Mercoledì 25 marzo alle 14.15 nell’Aula PS1 del Polo Fibonacci (Via Filippo Buonarroti 3, Pisa), Timothy Tambassi (Ca’ Foscari University of Venice) tiene un seminario su “Spettatori o interpreti? Il ruolo dell’utente tra linguaggi ontologici e markup”.
Le Digital Humanities si caratterizzano per l’impiego di diversi linguaggi informatici in molteplici ambiti dell’indagine umanistica. Comprendere il funzionamento di questi linguaggi e le differenze che li contraddistinguono significa adottarli con maggiore consapevolezza e favorire una comunicazione più efficace tra i loro utilizzatori, siano essi persone o applicazioni software.
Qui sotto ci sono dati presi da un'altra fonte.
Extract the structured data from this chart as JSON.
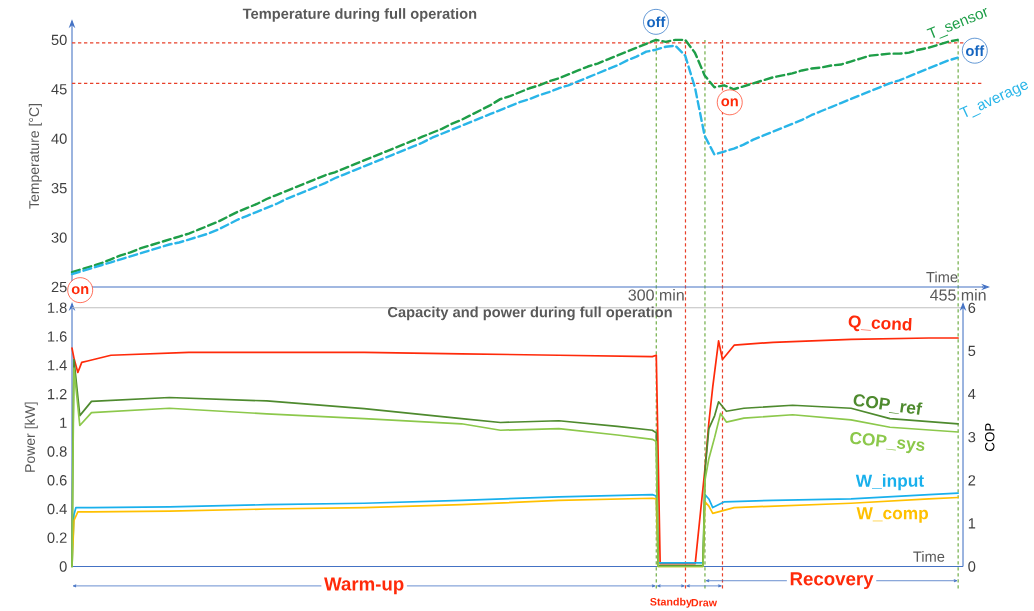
{
  "chart_data": [
    {
      "type": "line",
      "title": "Temperature during full operation",
      "xlabel": "Time",
      "ylabel": "Temperature [°C]",
      "categories": [
        null,
        null,
        null,
        null,
        null,
        null,
        null,
        null,
        null,
        null,
        null,
        null,
        null,
        null,
        null,
        null,
        null,
        null,
        null,
        null,
        null,
        null,
        null,
        null,
        null,
        null,
        null,
        null,
        null,
        null,
        null,
        null,
        null,
        null,
        null,
        null,
        null,
        null,
        null,
        null,
        null,
        null,
        null,
        null,
        null,
        null,
        null,
        null,
        null,
        null,
        null,
        null,
        null,
        null,
        null,
        null,
        null,
        null,
        null,
        null,
        null,
        null,
        null,
        null,
        null,
        null,
        null,
        null,
        null,
        null,
        null,
        null,
        null,
        null,
        null,
        null,
        null,
        null,
        null,
        null,
        null,
        null,
        null,
        null,
        null,
        null,
        null,
        null,
        null,
        null,
        null,
        null
      ],
      "ylim": [
        25,
        51.5
      ],
      "yticks": [
        25,
        30,
        35,
        40,
        45,
        50
      ],
      "line_style": "dashed",
      "legend": false,
      "series": [
        {
          "name": "T_sensor",
          "color": "#1e9e48",
          "values": [
            26.5,
            26.8,
            27.1,
            27.4,
            27.8,
            28.2,
            28.5,
            28.9,
            29.2,
            29.5,
            29.8,
            30.1,
            30.4,
            30.8,
            31.2,
            31.6,
            32.1,
            32.6,
            33.0,
            33.4,
            33.9,
            34.3,
            34.7,
            35.1,
            35.5,
            35.9,
            36.3,
            36.6,
            37.0,
            37.4,
            37.8,
            38.2,
            38.6,
            39.0,
            39.4,
            39.8,
            40.2,
            40.6,
            41.0,
            41.5,
            41.9,
            42.4,
            42.9,
            43.4,
            44.0,
            44.3,
            44.7,
            45.1,
            45.4,
            45.8,
            46.1,
            46.5,
            46.9,
            47.3,
            47.6,
            48.0,
            48.4,
            48.8,
            49.2,
            49.6,
            50.0,
            49.8,
            50.0,
            50.0,
            48.7,
            46.4,
            45.2,
            45.4,
            45.0,
            45.3,
            45.6,
            45.9,
            46.2,
            46.4,
            46.6,
            46.9,
            47.1,
            47.2,
            47.4,
            47.5,
            47.8,
            48.1,
            48.4,
            48.5,
            48.6,
            48.6,
            48.7,
            49.0,
            49.2,
            49.5,
            49.8,
            50.0
          ]
        },
        {
          "name": "T_average",
          "color": "#29b5e8",
          "values": [
            26.3,
            26.6,
            26.9,
            27.2,
            27.5,
            27.8,
            28.1,
            28.4,
            28.7,
            29.0,
            29.3,
            29.5,
            29.8,
            30.1,
            30.4,
            30.8,
            31.3,
            31.8,
            32.2,
            32.6,
            33.0,
            33.4,
            33.9,
            34.3,
            34.7,
            35.1,
            35.5,
            36.0,
            36.4,
            36.8,
            37.2,
            37.6,
            38.0,
            38.4,
            38.8,
            39.2,
            39.6,
            40.1,
            40.5,
            40.9,
            41.3,
            41.7,
            42.1,
            42.5,
            42.9,
            43.3,
            43.7,
            44.0,
            44.4,
            44.7,
            45.1,
            45.4,
            45.8,
            46.2,
            46.6,
            47.0,
            47.4,
            47.9,
            48.3,
            48.8,
            49.0,
            49.3,
            49.4,
            48.4,
            45.2,
            40.3,
            38.4,
            38.7,
            39.0,
            39.4,
            39.9,
            40.3,
            40.7,
            41.1,
            41.5,
            41.9,
            42.4,
            42.8,
            43.2,
            43.6,
            44.0,
            44.4,
            44.8,
            45.2,
            45.6,
            45.9,
            46.3,
            46.7,
            47.1,
            47.5,
            47.9,
            48.2
          ]
        }
      ],
      "ref_lines": [
        {
          "axis": "y",
          "value": 49.7,
          "color": "#e8402a",
          "line_style": "dashed"
        },
        {
          "axis": "y",
          "value": 45.6,
          "color": "#e8402a",
          "line_style": "dashed"
        }
      ],
      "annotations": [
        {
          "text": "on",
          "y": 26.3
        },
        {
          "text": "off",
          "y": 50.1
        },
        {
          "text": "on",
          "y": 45.6
        },
        {
          "text": "off",
          "y": 48.9
        }
      ]
    },
    {
      "type": "line",
      "title": "Capacity and power during full operation",
      "xlabel": "Time",
      "ylabel": "Power [kW]",
      "y2label": "COP",
      "xlim": [
        0,
        457.5
      ],
      "ylim": [
        0,
        1.8
      ],
      "y2lim": [
        0,
        6
      ],
      "xticks": [
        {
          "value": 300,
          "label": "300 min"
        },
        {
          "value": 455,
          "label": "455 min"
        }
      ],
      "yticks": [
        0,
        0.2,
        0.4,
        0.6,
        0.8,
        1,
        1.2,
        1.4,
        1.6,
        1.8
      ],
      "y2ticks": [
        0,
        1,
        2,
        3,
        4,
        5,
        6
      ],
      "legend": false,
      "series": [
        {
          "name": "Q_cond",
          "color": "#ff2a0a",
          "x": [
            0,
            1,
            3,
            5,
            8,
            20,
            60,
            100,
            150,
            200,
            250,
            298,
            300,
            302,
            320,
            325,
            327,
            329,
            332,
            334,
            340,
            360,
            400,
            440,
            455
          ],
          "values": [
            1.52,
            1.45,
            1.35,
            1.42,
            1.43,
            1.47,
            1.49,
            1.49,
            1.49,
            1.48,
            1.47,
            1.46,
            1.47,
            0.02,
            0.02,
            0.68,
            1.0,
            1.25,
            1.57,
            1.44,
            1.54,
            1.56,
            1.58,
            1.59,
            1.59
          ]
        },
        {
          "name": "COP_ref",
          "color": "#4e8a2e",
          "axis": "y2",
          "x": [
            0,
            0.5,
            1,
            4,
            10,
            50,
            100,
            150,
            200,
            220,
            250,
            280,
            298,
            300,
            301,
            324,
            325,
            327,
            330,
            332,
            336,
            345,
            370,
            400,
            420,
            455
          ],
          "values": [
            0,
            3.0,
            4.8,
            3.5,
            3.83,
            3.92,
            3.84,
            3.66,
            3.43,
            3.34,
            3.38,
            3.25,
            3.16,
            3.1,
            0.02,
            0.02,
            2.2,
            3.2,
            3.5,
            3.82,
            3.6,
            3.67,
            3.74,
            3.67,
            3.43,
            3.31
          ]
        },
        {
          "name": "COP_sys",
          "color": "#8cc84b",
          "axis": "y2",
          "x": [
            0,
            0.5,
            1,
            4,
            10,
            50,
            100,
            150,
            200,
            220,
            250,
            280,
            298,
            300,
            301,
            324,
            325,
            327,
            330,
            333,
            336,
            345,
            370,
            400,
            420,
            455
          ],
          "values": [
            0,
            2.5,
            4.6,
            3.27,
            3.57,
            3.67,
            3.54,
            3.43,
            3.31,
            3.16,
            3.2,
            3.05,
            2.95,
            2.9,
            0,
            0,
            2.0,
            2.5,
            3.0,
            3.55,
            3.35,
            3.44,
            3.52,
            3.4,
            3.23,
            3.12
          ]
        },
        {
          "name": "W_input",
          "color": "#19b0ec",
          "x": [
            0,
            1,
            2,
            10,
            50,
            100,
            150,
            200,
            250,
            298,
            300,
            301,
            324,
            325,
            327,
            329,
            335,
            360,
            400,
            440,
            455
          ],
          "values": [
            0,
            0.36,
            0.41,
            0.41,
            0.415,
            0.43,
            0.44,
            0.46,
            0.485,
            0.5,
            0.49,
            0.025,
            0.025,
            0.5,
            0.47,
            0.41,
            0.45,
            0.46,
            0.47,
            0.5,
            0.51
          ]
        },
        {
          "name": "W_comp",
          "color": "#ffc000",
          "x": [
            0,
            1,
            3,
            10,
            50,
            100,
            150,
            200,
            250,
            298,
            300,
            301,
            324,
            325,
            327,
            329,
            340,
            400,
            440,
            455
          ],
          "values": [
            0,
            0.32,
            0.38,
            0.38,
            0.385,
            0.4,
            0.41,
            0.43,
            0.46,
            0.475,
            0.47,
            0,
            0,
            0.45,
            0.42,
            0.37,
            0.41,
            0.44,
            0.47,
            0.48
          ]
        }
      ],
      "ref_lines": [
        {
          "axis": "x",
          "value": 300,
          "color": "#70ad47",
          "line_style": "dashed"
        },
        {
          "axis": "x",
          "value": 315,
          "color": "#e8402a",
          "line_style": "dashed"
        },
        {
          "axis": "x",
          "value": 325,
          "color": "#70ad47",
          "line_style": "dashed"
        },
        {
          "axis": "x",
          "value": 334,
          "color": "#e8402a",
          "line_style": "dashed"
        },
        {
          "axis": "x",
          "value": 455,
          "color": "#70ad47",
          "line_style": "dashed"
        }
      ],
      "annotations": [
        "Warm-up",
        "Standby",
        "Draw",
        "Recovery"
      ]
    }
  ]
}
Il seminario si concentra su due tipologie di linguaggi ampiamente utilizzati nelle Digital Humanities: i linguaggi ontologici e i linguaggi di markup. I linguaggi ontologici, basati su principi espliciti per la gestione dell’informazione nota e ignota, consentono di attribuire un valore di verità anche a enunciati che non fanno riferimento diretto al contenuto esplicito dell’ontologia, garantendo una forte stabilità epistemica. I linguaggi di markup — come XML — non possiedono invece principi interni per trattare l’informazione ignota: in quanto metalinguaggi, offrono un’elevata flessibilità interpretativa, ma possono condurre a letture divergenti dello stesso documento, compromettendo la chiarezza comunicativa.
Attraverso esempi concreti e casi studio, il seminario propone una riflessione su come queste differenze strutturali incidano sulla funzione comunicativa dei documenti digitali e sui rischi di un uso non consapevole di questi strumenti nelle pratiche delle Digital Humanities.
Come partecipare
Il seminario è aperto al pubblico e può essere seguito in presenza o online su Microsoft Teams: segui la diretta streaming.
Info e contatti
Il seminario fa parte del ciclo “Cultura Digitale” ed è corso istituzionale del corso di laurea magistrale di Informatica Umanistica dell’Università di Pisa.